Publicado 07/09/2026 05:53

A EMA irá revisar a segurança dos medicamentos injetáveis à base de ferro devido ao risco de hipofosfatemia e problemas ósseos

Archivo - Arquivo - Cientista trabalhando em um laboratório.
VIKTORCVETKOVIC/ISTOCK - Arquivo

MADRID 7 set. (EUROPA PRESS) -

O Comitê de Avaliação de Riscos de Farmacovigilância (PRAC, na sigla em inglês) da Agência Europeia de Medicamentos (EMA, na sigla em inglês) iniciou uma revisão da segurança dos medicamentos injetáveis que contêm ferro, diante da preocupação com o risco de baixos níveis de fosfato no sangue, conhecido como hipofosfatemia, que podem causar problemas ósseos como a osteomalácia, caracterizada pelo amolecimento dos ossos.

Essa decisão foi tomada pelo PRAC em sua última reunião, na sequência de relatórios que levantavam preocupações sobre a eficácia das medidas atuais para reduzir esses riscos em medicamentos que contêm carboximaltose férrica. As informações que motivaram a revisão relatavam casos graves de hipofosfatemia, alguns dos quais resultaram em osteomalácia, inclusive em pessoas que haviam recebido apenas uma ou duas doses de carboximaltose férrica e que não apresentavam fatores de risco conhecidos.

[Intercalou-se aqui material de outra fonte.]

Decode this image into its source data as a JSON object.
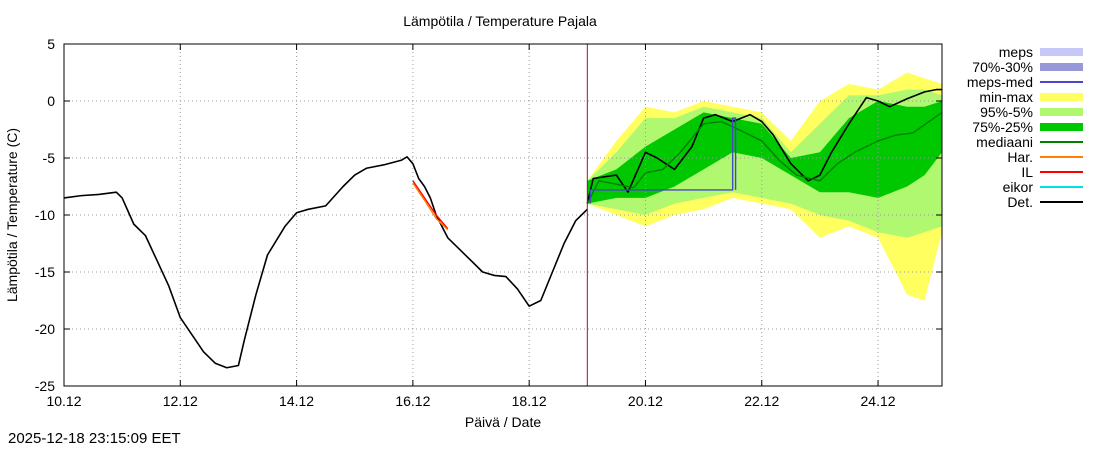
{
  "chart_data": {
    "type": "line",
    "title": "Lämpötila / Temperature   Pajala",
    "xlabel": "Päivä / Date",
    "ylabel": "Lämpötila / Temperature (C)",
    "ylim": [
      -25,
      5
    ],
    "xlim": [
      10,
      25.1
    ],
    "x_unit": "days (December 2025)",
    "grid": true,
    "forecast_start": 19.0,
    "xticks": [
      {
        "value": 10,
        "label": "10.12"
      },
      {
        "value": 12,
        "label": "12.12"
      },
      {
        "value": 14,
        "label": "14.12"
      },
      {
        "value": 16,
        "label": "16.12"
      },
      {
        "value": 18,
        "label": "18.12"
      },
      {
        "value": 20,
        "label": "20.12"
      },
      {
        "value": 22,
        "label": "22.12"
      },
      {
        "value": 24,
        "label": "24.12"
      }
    ],
    "yticks": [
      {
        "value": 5,
        "label": "5"
      },
      {
        "value": 0,
        "label": "0"
      },
      {
        "value": -5,
        "label": "-5"
      },
      {
        "value": -10,
        "label": "-10"
      },
      {
        "value": -15,
        "label": "-15"
      },
      {
        "value": -20,
        "label": "-20"
      },
      {
        "value": -25,
        "label": "-25"
      }
    ],
    "legend_position": "right",
    "legend": [
      {
        "label": "meps",
        "color": "#c8c8f8",
        "style": "box"
      },
      {
        "label": "70%-30%",
        "color": "#9898d8",
        "style": "box"
      },
      {
        "label": "meps-med",
        "color": "#4848c8",
        "style": "line"
      },
      {
        "label": "min-max",
        "color": "#ffff60",
        "style": "box"
      },
      {
        "label": "95%-5%",
        "color": "#b0f870",
        "style": "box"
      },
      {
        "label": "75%-25%",
        "color": "#00c800",
        "style": "box"
      },
      {
        "label": "mediaani",
        "color": "#008000",
        "style": "line"
      },
      {
        "label": "Har.",
        "color": "#ff8000",
        "style": "line"
      },
      {
        "label": "IL",
        "color": "#ff0000",
        "style": "line"
      },
      {
        "label": "eikor",
        "color": "#00e0e0",
        "style": "line"
      },
      {
        "label": "Det.",
        "color": "#000000",
        "style": "line"
      }
    ],
    "series": [
      {
        "name": "Det.",
        "color": "#000000",
        "x": [
          10.0,
          10.3,
          10.6,
          10.9,
          11.0,
          11.2,
          11.4,
          11.6,
          11.8,
          12.0,
          12.2,
          12.4,
          12.6,
          12.8,
          13.0,
          13.1,
          13.3,
          13.5,
          13.8,
          14.0,
          14.2,
          14.5,
          14.8,
          15.0,
          15.2,
          15.5,
          15.8,
          15.9,
          16.0,
          16.1,
          16.2,
          16.3,
          16.4,
          16.5,
          16.6,
          16.8,
          17.0,
          17.2,
          17.4,
          17.6,
          17.8,
          18.0,
          18.2,
          18.4,
          18.6,
          18.8,
          19.0
        ],
        "y": [
          -8.5,
          -8.3,
          -8.2,
          -8.0,
          -8.5,
          -10.8,
          -11.8,
          -14.0,
          -16.2,
          -19.0,
          -20.5,
          -22.0,
          -23.0,
          -23.4,
          -23.2,
          -21.0,
          -17.0,
          -13.5,
          -11.0,
          -9.8,
          -9.5,
          -9.2,
          -7.5,
          -6.5,
          -5.9,
          -5.6,
          -5.2,
          -4.9,
          -5.5,
          -6.8,
          -7.5,
          -8.5,
          -10.0,
          -11.0,
          -12.0,
          -13.0,
          -14.0,
          -15.0,
          -15.3,
          -15.4,
          -16.5,
          -18.0,
          -17.5,
          -15.0,
          -12.5,
          -10.5,
          -9.5
        ]
      },
      {
        "name": "IL",
        "color": "#ff0000",
        "x": [
          16.0,
          16.2,
          16.4,
          16.6
        ],
        "y": [
          -7.0,
          -8.5,
          -10.0,
          -11.2
        ]
      },
      {
        "name": "Har.",
        "color": "#ff8000",
        "x": [
          16.0,
          16.2,
          16.4,
          16.6
        ],
        "y": [
          -7.2,
          -8.7,
          -10.3,
          -11.3
        ]
      },
      {
        "name": "Det. forecast",
        "color": "#000000",
        "x": [
          19.0,
          19.1,
          19.5,
          19.7,
          20.0,
          20.2,
          20.5,
          20.8,
          21.0,
          21.2,
          21.5,
          21.8,
          22.0,
          22.2,
          22.5,
          22.8,
          23.0,
          23.2,
          23.5,
          23.8,
          24.0,
          24.2,
          24.5,
          24.8,
          25.0,
          25.1
        ],
        "y": [
          -9.0,
          -6.8,
          -6.5,
          -8.0,
          -4.5,
          -5.0,
          -6.0,
          -4.0,
          -1.5,
          -1.2,
          -1.8,
          -1.2,
          -1.8,
          -3.0,
          -5.5,
          -7.0,
          -6.5,
          -4.5,
          -2.0,
          0.3,
          0.0,
          -0.5,
          0.2,
          0.8,
          1.0,
          1.0
        ]
      },
      {
        "name": "mediaani",
        "color": "#008000",
        "x": [
          19.0,
          19.2,
          19.5,
          19.8,
          20.0,
          20.3,
          20.6,
          21.0,
          21.3,
          21.6,
          22.0,
          22.3,
          22.6,
          23.0,
          23.3,
          23.6,
          24.0,
          24.3,
          24.6,
          25.1
        ],
        "y": [
          -9.0,
          -7.0,
          -7.3,
          -7.6,
          -6.3,
          -6.0,
          -4.5,
          -2.0,
          -1.8,
          -2.5,
          -3.5,
          -5.2,
          -6.5,
          -7.0,
          -5.5,
          -4.5,
          -3.5,
          -3.0,
          -2.8,
          -1.0
        ]
      },
      {
        "name": "meps-med",
        "color": "#4848c8",
        "x": [
          19.05,
          19.05,
          21.5,
          21.5,
          21.55,
          21.55
        ],
        "y": [
          -9.0,
          -7.8,
          -7.8,
          -1.5,
          -1.5,
          -7.8
        ]
      }
    ],
    "bands": [
      {
        "name": "min-max",
        "color": "#ffff60",
        "x": [
          19.0,
          19.5,
          20.0,
          20.5,
          21.0,
          21.5,
          22.0,
          22.5,
          23.0,
          23.5,
          24.0,
          24.5,
          24.8,
          25.1
        ],
        "lower": [
          -9.0,
          -10.0,
          -11.0,
          -10.0,
          -9.5,
          -8.5,
          -9.0,
          -9.5,
          -12.0,
          -11.0,
          -12.0,
          -17.0,
          -17.5,
          -11.5
        ],
        "upper": [
          -7.0,
          -3.5,
          -0.5,
          -1.0,
          0.0,
          -0.5,
          -1.0,
          -3.5,
          0.0,
          1.5,
          1.0,
          2.5,
          2.0,
          1.5
        ]
      },
      {
        "name": "95%-5%",
        "color": "#b0f870",
        "x": [
          19.0,
          19.5,
          20.0,
          20.5,
          21.0,
          21.5,
          22.0,
          22.5,
          23.0,
          23.5,
          24.0,
          24.5,
          24.8,
          25.1
        ],
        "lower": [
          -9.0,
          -9.5,
          -10.0,
          -9.0,
          -8.5,
          -8.0,
          -8.5,
          -9.0,
          -10.0,
          -10.5,
          -11.5,
          -12.0,
          -11.5,
          -11.0
        ],
        "upper": [
          -7.0,
          -4.5,
          -1.5,
          -1.5,
          -0.5,
          -1.0,
          -1.5,
          -4.5,
          -2.0,
          0.5,
          0.5,
          1.0,
          1.0,
          0.5
        ]
      },
      {
        "name": "75%-25%",
        "color": "#00c800",
        "x": [
          19.0,
          19.5,
          20.0,
          20.5,
          21.0,
          21.5,
          22.0,
          22.5,
          23.0,
          23.5,
          24.0,
          24.5,
          24.8,
          25.1
        ],
        "lower": [
          -9.0,
          -8.5,
          -8.5,
          -7.5,
          -6.0,
          -4.5,
          -5.0,
          -6.5,
          -8.0,
          -8.0,
          -8.5,
          -7.5,
          -6.5,
          -4.5
        ],
        "upper": [
          -7.0,
          -6.0,
          -4.0,
          -2.5,
          -1.0,
          -1.5,
          -2.0,
          -5.0,
          -4.5,
          -1.5,
          0.0,
          -0.5,
          -0.5,
          0.0
        ]
      }
    ]
  },
  "timestamp": "2025-12-18 23:15:09 EET"
}
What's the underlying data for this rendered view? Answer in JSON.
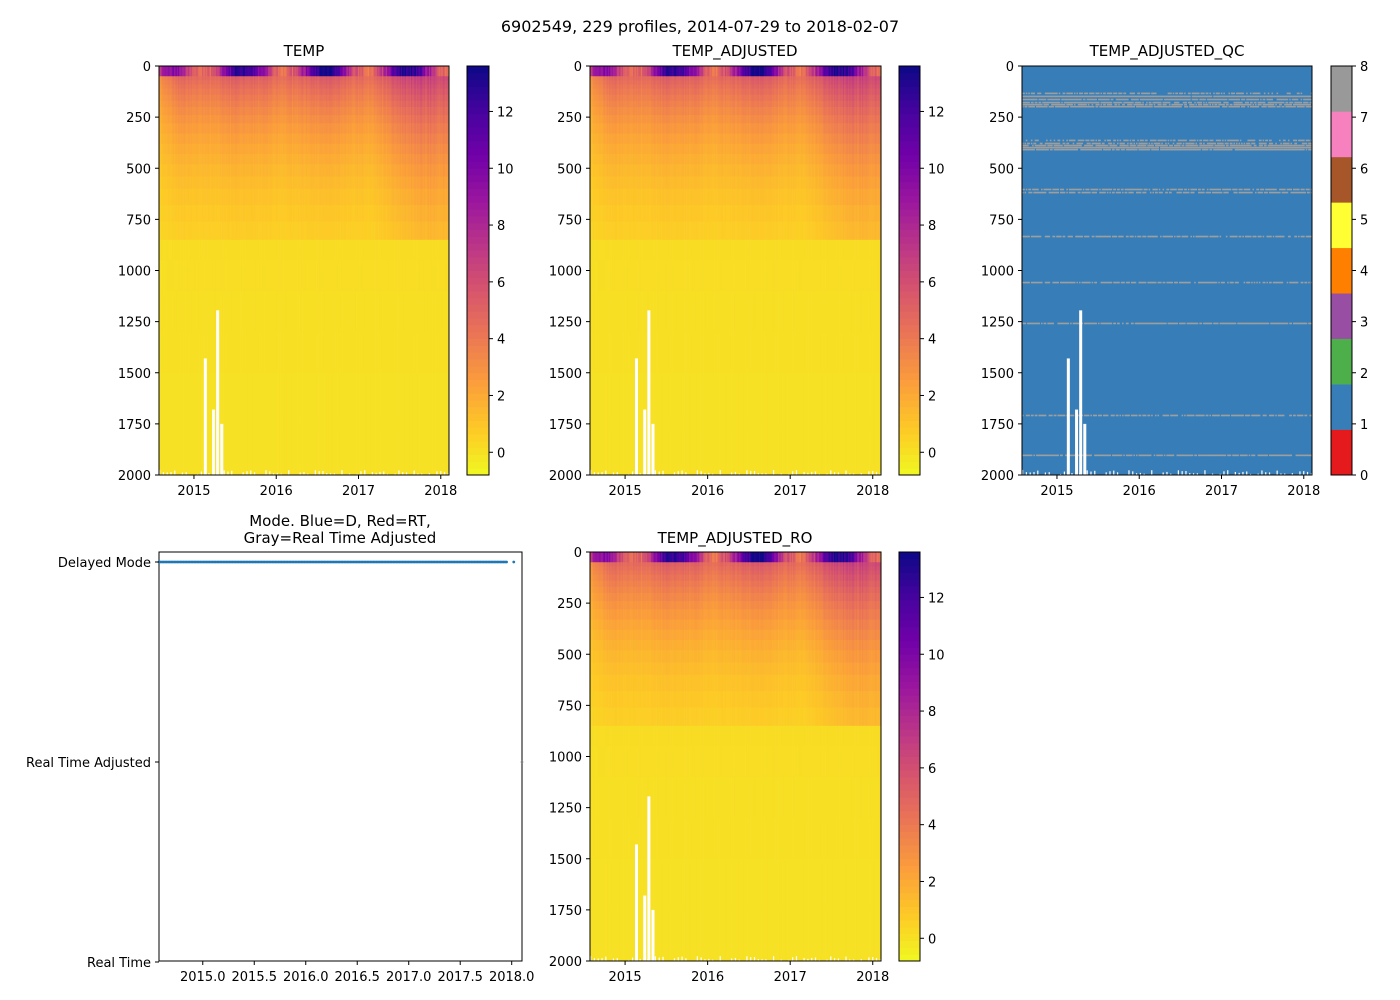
{
  "suptitle": "6902549, 229 profiles, 2014-07-29 to 2018-02-07",
  "colors": {
    "plasma_stops": [
      "#0d0887",
      "#46039f",
      "#7201a8",
      "#9c179e",
      "#bd3786",
      "#d8576b",
      "#ed7953",
      "#fb9f3a",
      "#fdca26",
      "#f0f921"
    ],
    "qc_colors": [
      "#e41a1c",
      "#377eb8",
      "#4daf4a",
      "#984ea3",
      "#ff7f00",
      "#ffff33",
      "#a65628",
      "#f781bf",
      "#999999"
    ],
    "mode_delayed": "#1f77b4",
    "qc_missing": "#9e9e9e"
  },
  "chart_data": [
    {
      "id": "temp",
      "type": "heatmap",
      "title": "TEMP",
      "xlabel": "",
      "ylabel": "",
      "xlim": [
        2014.575,
        2018.1
      ],
      "ylim": [
        2000,
        0
      ],
      "x_ticks": [
        2015,
        2016,
        2017,
        2018
      ],
      "x_tick_labels": [
        "2015",
        "2016",
        "2017",
        "2018"
      ],
      "y_ticks": [
        0,
        250,
        500,
        750,
        1000,
        1250,
        1500,
        1750,
        2000
      ],
      "y_tick_labels": [
        "0",
        "250",
        "500",
        "750",
        "1000",
        "1250",
        "1500",
        "1750",
        "2000"
      ],
      "colorbar": {
        "cmap": "plasma_r",
        "vmin": -0.8,
        "vmax": 13.6,
        "ticks": [
          0,
          2,
          4,
          6,
          8,
          10,
          12
        ],
        "tick_labels": [
          "0",
          "2",
          "4",
          "6",
          "8",
          "10",
          "12"
        ]
      },
      "summary": "Temperature (deg C) vs time and pressure: ~10-13 near surface in summer, ~3-6 to 500 dbar, ~0-1 below 800 dbar"
    },
    {
      "id": "temp_adj",
      "type": "heatmap",
      "title": "TEMP_ADJUSTED",
      "xlabel": "",
      "ylabel": "",
      "xlim": [
        2014.575,
        2018.1
      ],
      "ylim": [
        2000,
        0
      ],
      "x_ticks": [
        2015,
        2016,
        2017,
        2018
      ],
      "x_tick_labels": [
        "2015",
        "2016",
        "2017",
        "2018"
      ],
      "y_ticks": [
        0,
        250,
        500,
        750,
        1000,
        1250,
        1500,
        1750,
        2000
      ],
      "y_tick_labels": [
        "0",
        "250",
        "500",
        "750",
        "1000",
        "1250",
        "1500",
        "1750",
        "2000"
      ],
      "colorbar": {
        "cmap": "plasma_r",
        "vmin": -0.8,
        "vmax": 13.6,
        "ticks": [
          0,
          2,
          4,
          6,
          8,
          10,
          12
        ],
        "tick_labels": [
          "0",
          "2",
          "4",
          "6",
          "8",
          "10",
          "12"
        ]
      }
    },
    {
      "id": "qc",
      "type": "heatmap",
      "title": "TEMP_ADJUSTED_QC",
      "xlabel": "",
      "ylabel": "",
      "xlim": [
        2014.575,
        2018.1
      ],
      "ylim": [
        2000,
        0
      ],
      "x_ticks": [
        2015,
        2016,
        2017,
        2018
      ],
      "x_tick_labels": [
        "2015",
        "2016",
        "2017",
        "2018"
      ],
      "y_ticks": [
        0,
        250,
        500,
        750,
        1000,
        1250,
        1500,
        1750,
        2000
      ],
      "y_tick_labels": [
        "0",
        "250",
        "500",
        "750",
        "1000",
        "1250",
        "1500",
        "1750",
        "2000"
      ],
      "colorbar": {
        "type": "discrete",
        "vmin": 0,
        "vmax": 8,
        "ticks": [
          0,
          1,
          2,
          3,
          4,
          5,
          6,
          7,
          8
        ],
        "tick_labels": [
          "0",
          "1",
          "2",
          "3",
          "4",
          "5",
          "6",
          "7",
          "8"
        ]
      },
      "dominant_flag": 1,
      "secondary_flag": 8,
      "flag8_levels_dbar": [
        130,
        145,
        160,
        175,
        185,
        195,
        360,
        375,
        385,
        395,
        405,
        600,
        615,
        830,
        1055,
        1255,
        1705,
        1900
      ]
    },
    {
      "id": "mode",
      "type": "scatter",
      "title_lines": [
        "Mode. Blue=D, Red=RT,",
        "Gray=Real Time Adjusted"
      ],
      "xlabel": "",
      "ylabel": "",
      "xlim": [
        2014.575,
        2018.1
      ],
      "ylim": [
        0,
        2
      ],
      "x_ticks": [
        2015.0,
        2015.5,
        2016.0,
        2016.5,
        2017.0,
        2017.5,
        2018.0
      ],
      "x_tick_labels": [
        "2015.0",
        "2015.5",
        "2016.0",
        "2016.5",
        "2017.0",
        "2017.5",
        "2018.0"
      ],
      "y_ticks": [
        2,
        1,
        0
      ],
      "y_tick_labels": [
        "Delayed Mode",
        "Real Time Adjusted",
        "Real Time"
      ],
      "series": [
        {
          "name": "D",
          "color": "#1f77b4",
          "x_start": 2014.575,
          "x_end": 2017.95,
          "count": 228,
          "y": 2,
          "extra_x": [
            2018.02
          ]
        },
        {
          "name": "Real Time Adjusted",
          "color": "#7f7f7f",
          "x": [
            2018.1
          ],
          "y": 1
        }
      ]
    },
    {
      "id": "temp_ro",
      "type": "heatmap",
      "title": "TEMP_ADJUSTED_RO",
      "xlabel": "",
      "ylabel": "",
      "xlim": [
        2014.575,
        2018.1
      ],
      "ylim": [
        2000,
        0
      ],
      "x_ticks": [
        2015,
        2016,
        2017,
        2018
      ],
      "x_tick_labels": [
        "2015",
        "2016",
        "2017",
        "2018"
      ],
      "y_ticks": [
        0,
        250,
        500,
        750,
        1000,
        1250,
        1500,
        1750,
        2000
      ],
      "y_tick_labels": [
        "0",
        "250",
        "500",
        "750",
        "1000",
        "1250",
        "1500",
        "1750",
        "2000"
      ],
      "colorbar": {
        "cmap": "plasma_r",
        "vmin": -0.8,
        "vmax": 13.6,
        "ticks": [
          0,
          2,
          4,
          6,
          8,
          10,
          12
        ],
        "tick_labels": [
          "0",
          "2",
          "4",
          "6",
          "8",
          "10",
          "12"
        ]
      }
    }
  ]
}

Além disso, em alguns casos, ocorreram atrasos no diagnóstico da hipofosfatemia. A EMA atribuiu esses atrasos ao fato de que os sintomas da hipofosfatemia, como cansaço, dores musculares e dores ósseas, podem se confundir com os da deficiência de ferro. Da mesma forma, os problemas ósseos relatados nesses casos, como a osteomalácia, nem sempre são visíveis nas radiografias.

Como também foram relatados casos semelhantes com outros medicamentos injetáveis que contêm ferro, o escopo desta revisão abrange todos esses medicamentos e não apenas aqueles que contêm carboximaltose férrica.

A EMA esclareceu que os medicamentos que contêm ferro e são administrados por via oral não estão incluídos na revisão, pois fornecem quantidades de ferro consideravelmente menores ao longo do tempo do que os medicamentos injetáveis e, portanto, são menos propensos a causar hipofosfatemia.

O PRAC avaliará se os riscos de hipofosfatemia e distúrbios ósseos relacionados aos medicamentos injetáveis que contêm ferro, bem como a eficácia das medidas existentes para reduzi-los, afetam a relação benefício-risco geral dos medicamentos e determinará se é necessário alterar suas autorizações de comercialização.

INFORMAÇÕES SOBRE OS MEDICAMENTOS INJETÁVEIS

A EMA explicou que os medicamentos injetáveis que contêm ferro são utilizados para tratar a deficiência de ferro e a anemia ferropênica — condição na qual os níveis de glóbulos vermelhos estão baixos —, quando o ferro tomado por via oral não surte efeito suficiente, não pode ser utilizado ou quando é necessário restabelecer rapidamente os níveis de ferro.

A hipofosfatemia e a osteomalácia hipofosfatêmica são efeitos colaterais conhecidos dos medicamentos injetáveis à base de ferro que contêm o princípio ativo carboximaltose férrica. A hipofosfatemia é listada como um efeito colateral comum nas informações do produto, o que significa que afeta até uma em cada 10 pessoas que tomam o medicamento.

Por outro lado, a frequência da osteomalácia hipofosfatêmica é desconhecida, uma vez que os dados disponíveis não permitem estimar com que frequência ela ocorre. A bula também inclui medidas para reduzir esse risco, incluindo recomendações para monitorar os níveis de fosfato no sangue em pessoas que recebem altas doses ou tratamento de longo prazo e naquelas com fatores de risco conhecidos.